Setelah beberapa bulan menjalani kuliah, suatu malam ketika tidur saya bermimpi ada Sinar yang luar biasa terangnya (saat itu saya tidak sanggup untuk menatapnya) dengan bersuara agar saya mengikut Dia untuk menyelamatkan orang-orang di sekeliling saya. Saya balik bertanya, “mengapa harus saya?”, “mengapa bukan orang lain?”. Sinar terang itu terus bersuara karena Dia memang menghendaki saya.

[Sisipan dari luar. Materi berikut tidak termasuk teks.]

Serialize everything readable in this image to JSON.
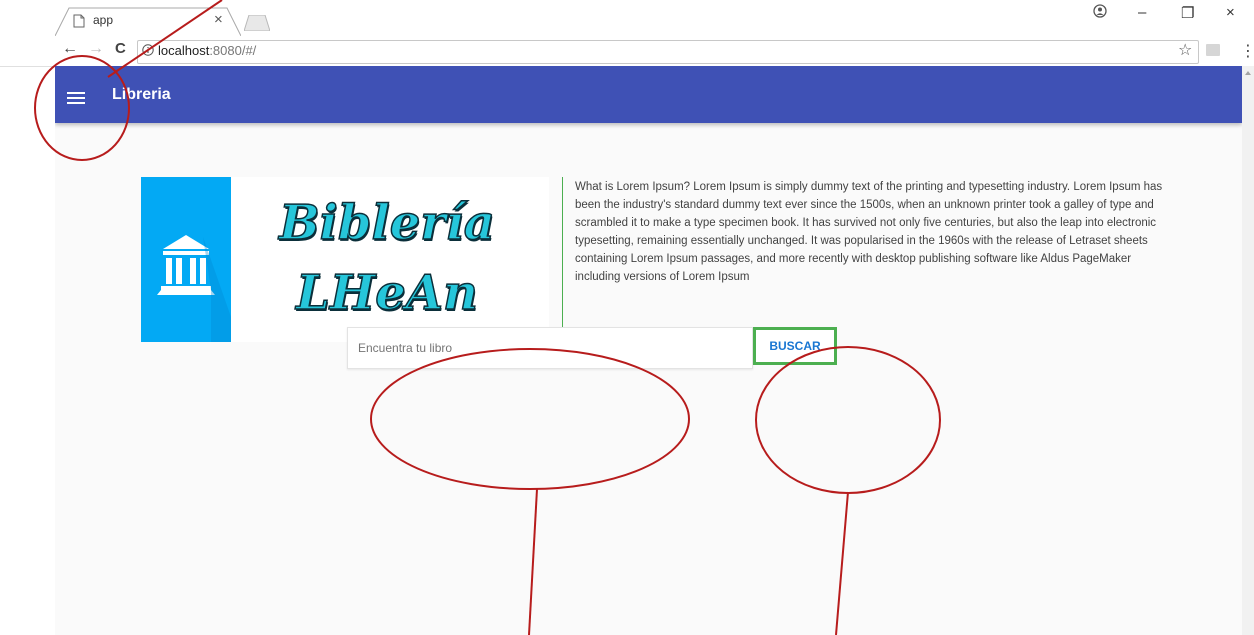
{
  "browser": {
    "tab_title": "app",
    "tab_close": "×",
    "url_host": "localhost",
    "url_rest": ":8080/#/",
    "star_glyph": "☆",
    "menu_glyph": "⋮",
    "back_glyph": "←",
    "forward_glyph": "→",
    "reload_glyph": "C",
    "window_controls": {
      "account": "👤",
      "minimize": "–",
      "restore": "❐",
      "close": "×"
    }
  },
  "appbar": {
    "title": "Libreria",
    "color": "#3f51b5",
    "menu_icon": "hamburger-icon"
  },
  "logo": {
    "line1": "Biblería",
    "line2": "LHeAn",
    "icon": "bank-building-icon"
  },
  "description": "What is Lorem Ipsum? Lorem Ipsum is simply dummy text of the printing and typesetting industry. Lorem Ipsum has been the industry's standard dummy text ever since the 1500s, when an unknown printer took a galley of type and scrambled it to make a type specimen book. It has survived not only five centuries, but also the leap into electronic typesetting, remaining essentially unchanged. It was popularised in the 1960s with the release of Letraset sheets containing Lorem Ipsum passages, and more recently with desktop publishing software like Aldus PageMaker including versions of Lorem Ipsum",
  "search": {
    "placeholder": "Encuentra tu libro",
    "value": "",
    "button_label": "BUSCAR"
  },
  "colors": {
    "accent_green": "#4caf50",
    "annotation_red": "#b71c1c",
    "logo_blue": "#03a9f4",
    "button_text": "#1976d2"
  }
}
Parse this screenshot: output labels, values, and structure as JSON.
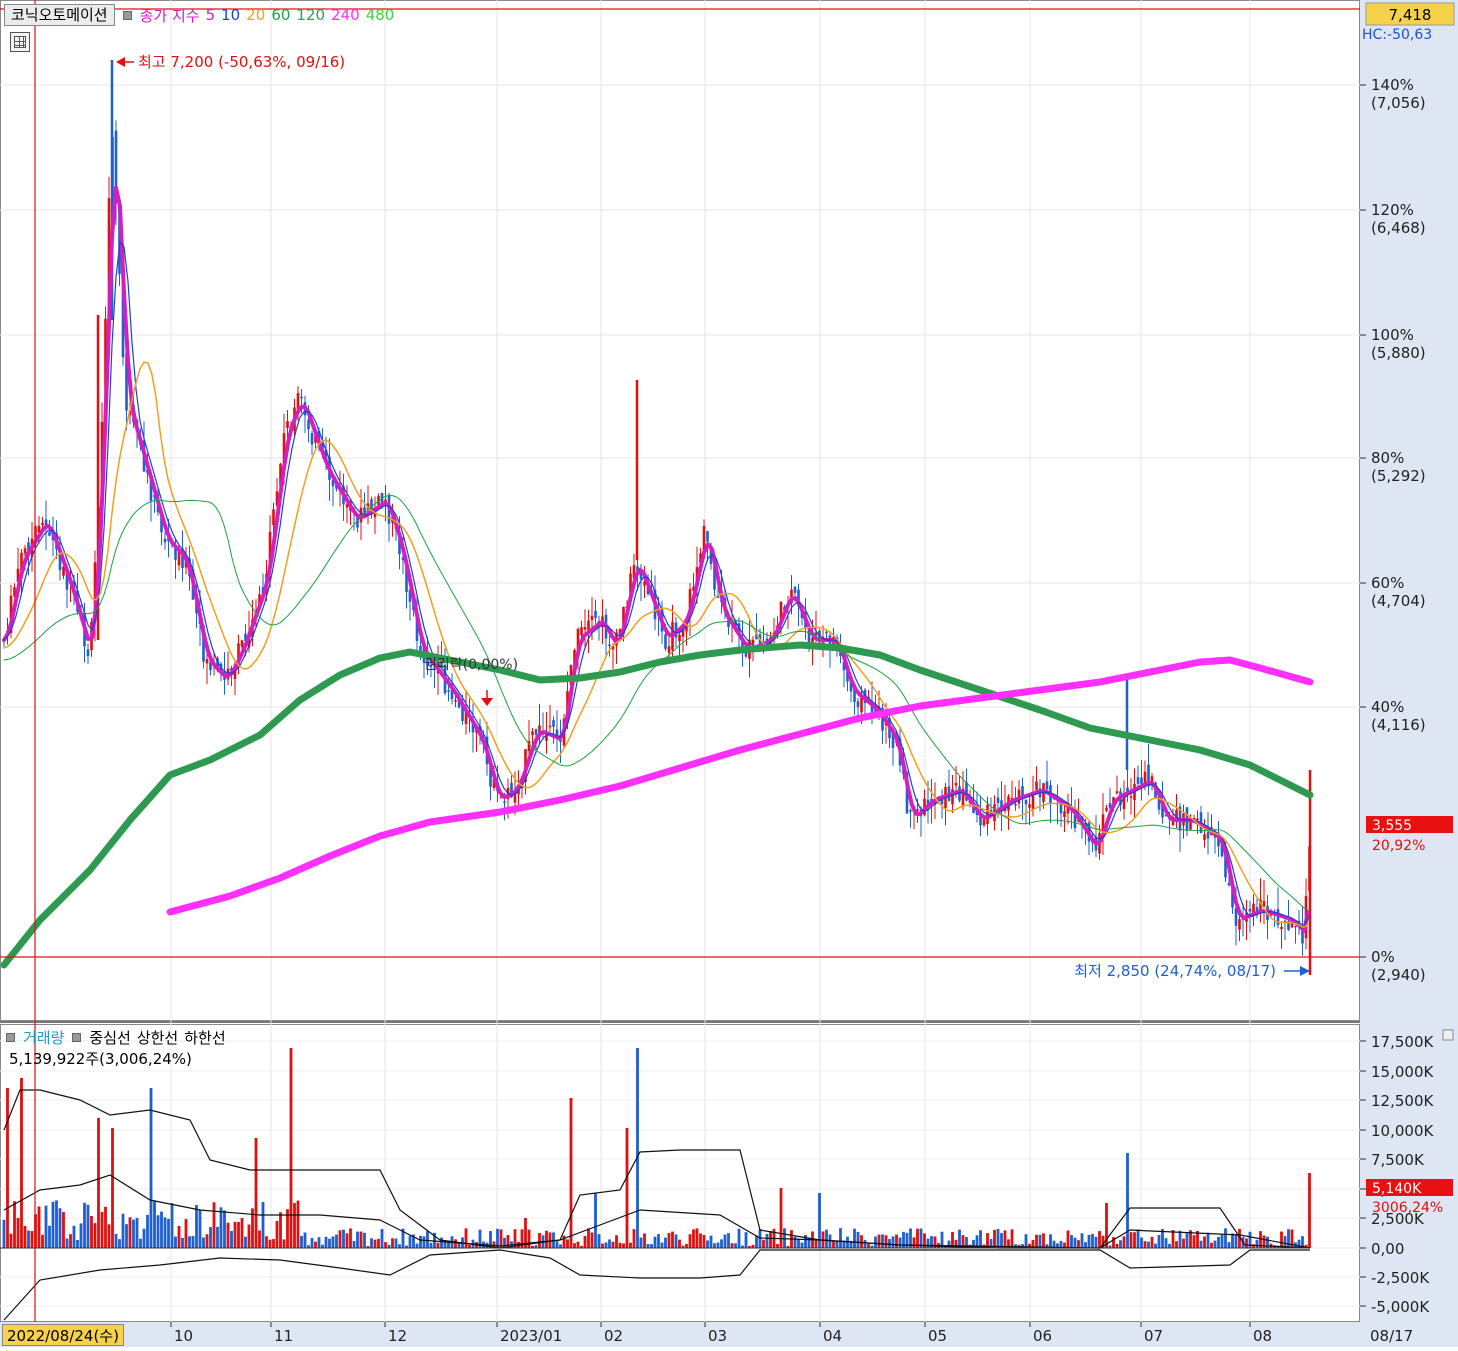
{
  "header": {
    "symbol": "코닉오토메이션",
    "ma_title": "종가 지수",
    "ma_periods": [
      {
        "label": "5",
        "color": "#e020c0"
      },
      {
        "label": "10",
        "color": "#2040d0"
      },
      {
        "label": "20",
        "color": "#f0a020"
      },
      {
        "label": "60",
        "color": "#20a040"
      },
      {
        "label": "120",
        "color": "#30a050"
      },
      {
        "label": "240",
        "color": "#ff30ff"
      },
      {
        "label": "480",
        "color": "#40d040"
      }
    ]
  },
  "price_panel": {
    "current_price_tag": "7,418",
    "hc_label": "HC:-50,63",
    "high_annotation": "최고 7,200 (-50,63%, 09/16)",
    "low_annotation": "최저 2,850 (24,74%, 08/17)",
    "ex_rights_label": "권리락(0,00%)",
    "last_price_tag": "3,555",
    "last_pct_tag": "20,92%",
    "y_axis": [
      {
        "pct": "140%",
        "price": "(7,056)"
      },
      {
        "pct": "120%",
        "price": "(6,468)"
      },
      {
        "pct": "100%",
        "price": "(5,880)"
      },
      {
        "pct": "80%",
        "price": "(5,292)"
      },
      {
        "pct": "60%",
        "price": "(4,704)"
      },
      {
        "pct": "40%",
        "price": "(4,116)"
      },
      {
        "pct": "0%",
        "price": "(2,940)"
      }
    ]
  },
  "volume_panel": {
    "legend": {
      "volume": "거래량",
      "center": "중심선",
      "upper": "상한선",
      "lower": "하한선"
    },
    "summary": "5,139,922주(3,006,24%)",
    "last_volume_tag": "5,140K",
    "last_volume_pct": "3006,24%",
    "y_axis": [
      "17,500K",
      "15,000K",
      "12,500K",
      "10,000K",
      "7,500K",
      "5,000K",
      "2,500K",
      "0,00",
      "-2,500K",
      "-5,000K"
    ]
  },
  "x_axis": {
    "first_date": "2022/08/24(수)",
    "months": [
      "10",
      "11",
      "12",
      "2023/01",
      "02",
      "03",
      "04",
      "05",
      "06",
      "07",
      "08"
    ],
    "right_date": "08/17"
  },
  "colors": {
    "up": "#e01010",
    "down": "#1f5fd0",
    "ma5": "#d020c0",
    "ma60": "#2e9a50",
    "ma240": "#ff30ff",
    "ma20": "#f0a020",
    "axis_bg": "#dde6f2",
    "tag_red": "#e81010",
    "tag_yellow": "#f6d24a"
  }
}
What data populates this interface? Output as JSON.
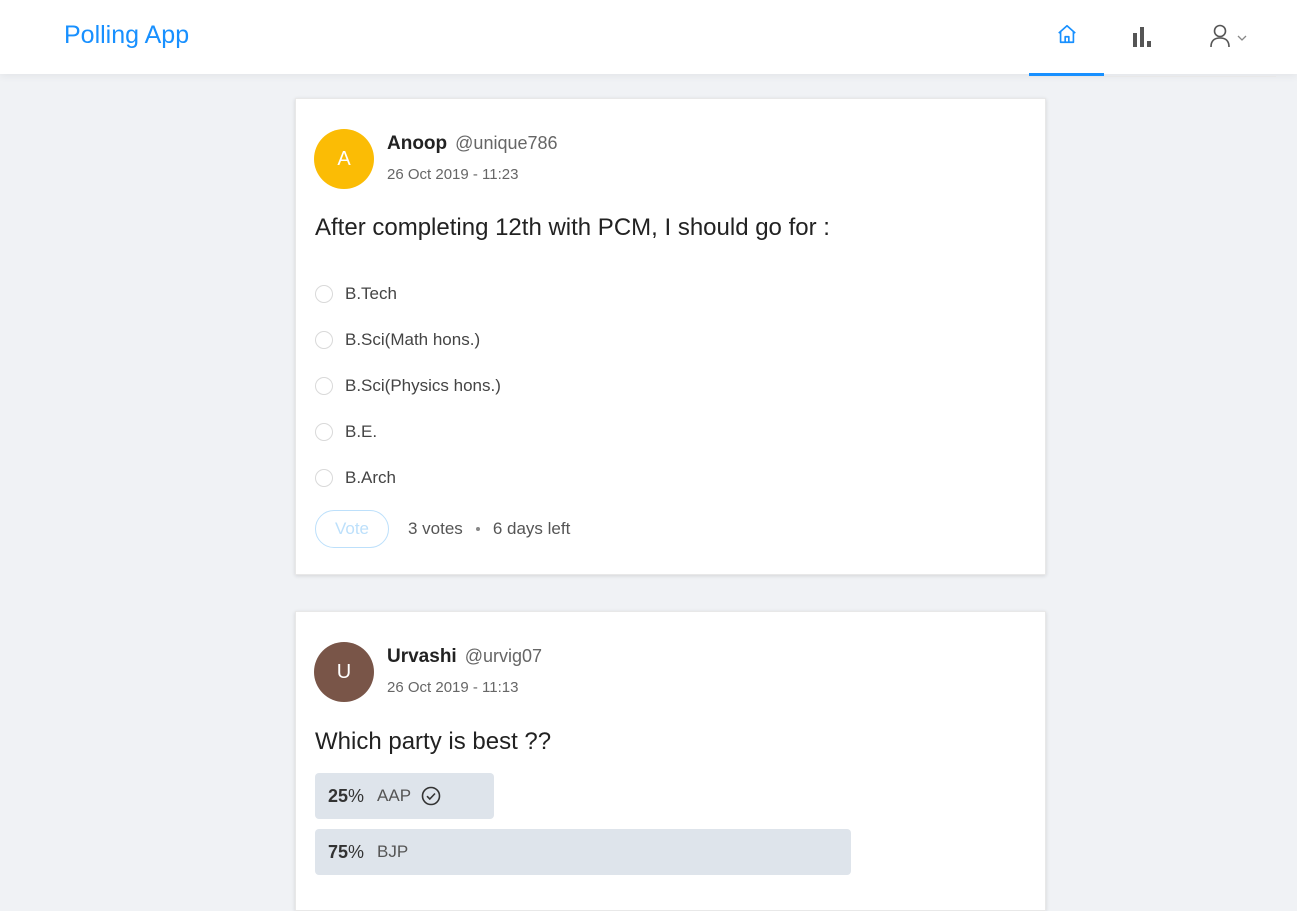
{
  "app": {
    "title": "Polling App"
  },
  "nav": {
    "items": [
      {
        "name": "home",
        "icon": "home-icon",
        "active": true
      },
      {
        "name": "new-poll",
        "icon": "bar-chart-icon",
        "active": false
      },
      {
        "name": "profile",
        "icon": "user-icon",
        "active": false
      }
    ]
  },
  "polls": [
    {
      "avatar_letter": "A",
      "avatar_color": "#fbbc05",
      "author_name": "Anoop",
      "author_handle": "@unique786",
      "date": "26 Oct 2019 - 11:23",
      "question": "After completing 12th with PCM, I should go for :",
      "choices": [
        {
          "label": "B.Tech"
        },
        {
          "label": "B.Sci(Math hons.)"
        },
        {
          "label": "B.Sci(Physics hons.)"
        },
        {
          "label": "B.E."
        },
        {
          "label": "B.Arch"
        }
      ],
      "vote_label": "Vote",
      "votes_text": "3 votes",
      "time_left": "6 days left"
    },
    {
      "avatar_letter": "U",
      "avatar_color": "#795548",
      "author_name": "Urvashi",
      "author_handle": "@urvig07",
      "date": "26 Oct 2019 - 11:13",
      "question": "Which party is best ??",
      "results": [
        {
          "percent": 25,
          "percent_text": "25",
          "label": "AAP",
          "selected": true
        },
        {
          "percent": 75,
          "percent_text": "75",
          "label": "BJP",
          "selected": false
        }
      ]
    }
  ]
}
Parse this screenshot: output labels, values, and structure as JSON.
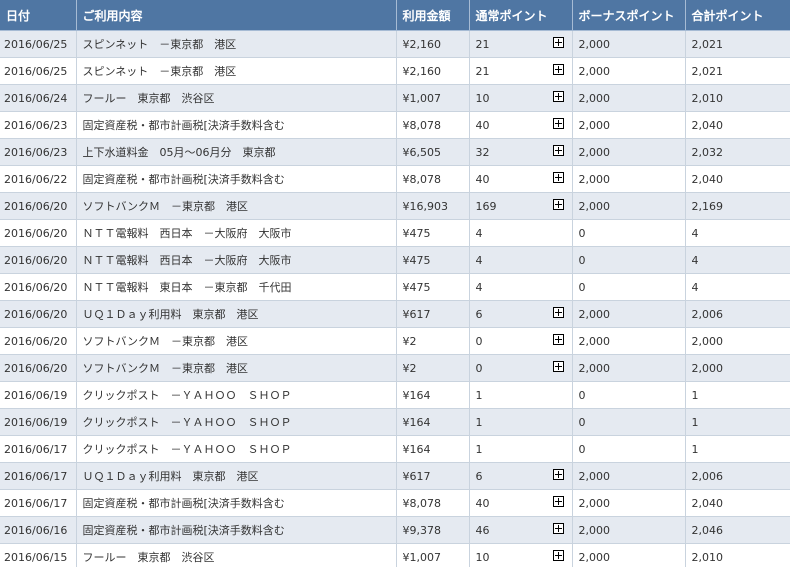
{
  "table": {
    "headers": {
      "date": "日付",
      "description": "ご利用内容",
      "amount": "利用金額",
      "regular_points": "通常ポイント",
      "bonus_points": "ボーナスポイント",
      "total_points": "合計ポイント"
    },
    "rows": [
      {
        "date": "2016/06/25",
        "description": "スピンネット　－東京都　港区",
        "amount": "¥2,160",
        "regular_points": "21",
        "expandable": true,
        "bonus_points": "2,000",
        "total_points": "2,021"
      },
      {
        "date": "2016/06/25",
        "description": "スピンネット　－東京都　港区",
        "amount": "¥2,160",
        "regular_points": "21",
        "expandable": true,
        "bonus_points": "2,000",
        "total_points": "2,021"
      },
      {
        "date": "2016/06/24",
        "description": "フールー　東京都　渋谷区",
        "amount": "¥1,007",
        "regular_points": "10",
        "expandable": true,
        "bonus_points": "2,000",
        "total_points": "2,010"
      },
      {
        "date": "2016/06/23",
        "description": "固定資産税・都市計画税[決済手数料含む",
        "amount": "¥8,078",
        "regular_points": "40",
        "expandable": true,
        "bonus_points": "2,000",
        "total_points": "2,040"
      },
      {
        "date": "2016/06/23",
        "description": "上下水道料金　05月～06月分　東京都",
        "amount": "¥6,505",
        "regular_points": "32",
        "expandable": true,
        "bonus_points": "2,000",
        "total_points": "2,032"
      },
      {
        "date": "2016/06/22",
        "description": "固定資産税・都市計画税[決済手数料含む",
        "amount": "¥8,078",
        "regular_points": "40",
        "expandable": true,
        "bonus_points": "2,000",
        "total_points": "2,040"
      },
      {
        "date": "2016/06/20",
        "description": "ソフトバンクＭ　－東京都　港区",
        "amount": "¥16,903",
        "regular_points": "169",
        "expandable": true,
        "bonus_points": "2,000",
        "total_points": "2,169"
      },
      {
        "date": "2016/06/20",
        "description": "ＮＴＴ電報料　西日本　－大阪府　大阪市",
        "amount": "¥475",
        "regular_points": "4",
        "expandable": false,
        "bonus_points": "0",
        "total_points": "4"
      },
      {
        "date": "2016/06/20",
        "description": "ＮＴＴ電報料　西日本　－大阪府　大阪市",
        "amount": "¥475",
        "regular_points": "4",
        "expandable": false,
        "bonus_points": "0",
        "total_points": "4"
      },
      {
        "date": "2016/06/20",
        "description": "ＮＴＴ電報料　東日本　－東京都　千代田",
        "amount": "¥475",
        "regular_points": "4",
        "expandable": false,
        "bonus_points": "0",
        "total_points": "4"
      },
      {
        "date": "2016/06/20",
        "description": "ＵＱ１Ｄａｙ利用料　東京都　港区",
        "amount": "¥617",
        "regular_points": "6",
        "expandable": true,
        "bonus_points": "2,000",
        "total_points": "2,006"
      },
      {
        "date": "2016/06/20",
        "description": "ソフトバンクＭ　－東京都　港区",
        "amount": "¥2",
        "regular_points": "0",
        "expandable": true,
        "bonus_points": "2,000",
        "total_points": "2,000"
      },
      {
        "date": "2016/06/20",
        "description": "ソフトバンクＭ　－東京都　港区",
        "amount": "¥2",
        "regular_points": "0",
        "expandable": true,
        "bonus_points": "2,000",
        "total_points": "2,000"
      },
      {
        "date": "2016/06/19",
        "description": "クリックポスト　－ＹＡＨＯＯ　ＳＨＯＰ",
        "amount": "¥164",
        "regular_points": "1",
        "expandable": false,
        "bonus_points": "0",
        "total_points": "1"
      },
      {
        "date": "2016/06/19",
        "description": "クリックポスト　－ＹＡＨＯＯ　ＳＨＯＰ",
        "amount": "¥164",
        "regular_points": "1",
        "expandable": false,
        "bonus_points": "0",
        "total_points": "1"
      },
      {
        "date": "2016/06/17",
        "description": "クリックポスト　－ＹＡＨＯＯ　ＳＨＯＰ",
        "amount": "¥164",
        "regular_points": "1",
        "expandable": false,
        "bonus_points": "0",
        "total_points": "1"
      },
      {
        "date": "2016/06/17",
        "description": "ＵＱ１Ｄａｙ利用料　東京都　港区",
        "amount": "¥617",
        "regular_points": "6",
        "expandable": true,
        "bonus_points": "2,000",
        "total_points": "2,006"
      },
      {
        "date": "2016/06/17",
        "description": "固定資産税・都市計画税[決済手数料含む",
        "amount": "¥8,078",
        "regular_points": "40",
        "expandable": true,
        "bonus_points": "2,000",
        "total_points": "2,040"
      },
      {
        "date": "2016/06/16",
        "description": "固定資産税・都市計画税[決済手数料含む",
        "amount": "¥9,378",
        "regular_points": "46",
        "expandable": true,
        "bonus_points": "2,000",
        "total_points": "2,046"
      },
      {
        "date": "2016/06/15",
        "description": "フールー　東京都　渋谷区",
        "amount": "¥1,007",
        "regular_points": "10",
        "expandable": true,
        "bonus_points": "2,000",
        "total_points": "2,010"
      }
    ]
  },
  "icons": {
    "expand": "plus-square-icon"
  },
  "colors": {
    "header_bg": "#4f76a3",
    "header_text": "#ffffff",
    "row_alt_bg": "#e5eaf1",
    "row_bg": "#ffffff",
    "text": "#333333"
  }
}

Dan saya lihat pada saat itu saya seperti sedang berdiri dan serta merta tanah tempat saya berpijak itu terbelah menjadi dua, orang-orang yang berada jauh dari saya tidak ada yang selamat, dan masuk ke dalam belahan bumi, sedangkan orang-orang yang berada di belakang saya semuanya selamat.
Hari demi hari saya renungkan mimpi yang baru saya alami ini, hingga sampai pada satu titik kesadaran bahwa Tuhan telah memanggil saya dan saya secara pribadi menjawab “Ya” atas panggilan ini. Untuk itu saya harus masuk sekolah Teologia untuk mewujudkan panggilan ini. Hari-hari esoknya tentu menjadi pergumulan tersendiri untuk saya mengingat saat itu saya masih kuliah di Semarang. Bagaimana saya harus ungkapkan ini ke orang tua saya? Memang benar, ketika saya utarakan maksud saya ini seketika Ayah saya marah besar, “mau di kemanakan prestasimu selama ini?”, “mau jadi apa nanti setelah lulus teologia?”. Sungguh waktu itu saya harus melalui proses yang sedemikian sulit. Jatah kebutuhan sehari-hari saya selama kuliah di Semarang diperketat, sampai-sampai ada satu masa dimana satu hari saya harus makan satu kali saja senilai Rp. 500,00. Kalau suatu hari saya ingin makan ubi, maka selama seharian itu saya hanya makan ubi itu saja.
Demikian Tuhan terus memproses saya dan keluarga, hingga suatu saat ayah yang sebelumnya menentang keinginan saya ini kemudian menyadari dan memberi restu atas keinginan sayai. Jadilah saya kuliah teologia di STT Dutawacana.
Enam tahun saya menyelesaikan kuliah di STT Dutawacana. Bersamaan dengan kelulusan saya, rupanya Tuhan sudah menyiapkan lahan pelayanan untuk saya, yaitu di GKJ Nusukan. Setelah melalui berbagai tahapan pemanggilan pendeta, mulai dari perkenalan, orientasi, pembimbingan dan ujian peremtoir, maka pada tanggal 27 Juni 2003 akhirnya saya ditahbiskan sebagi pendeta GKJ Nusukan.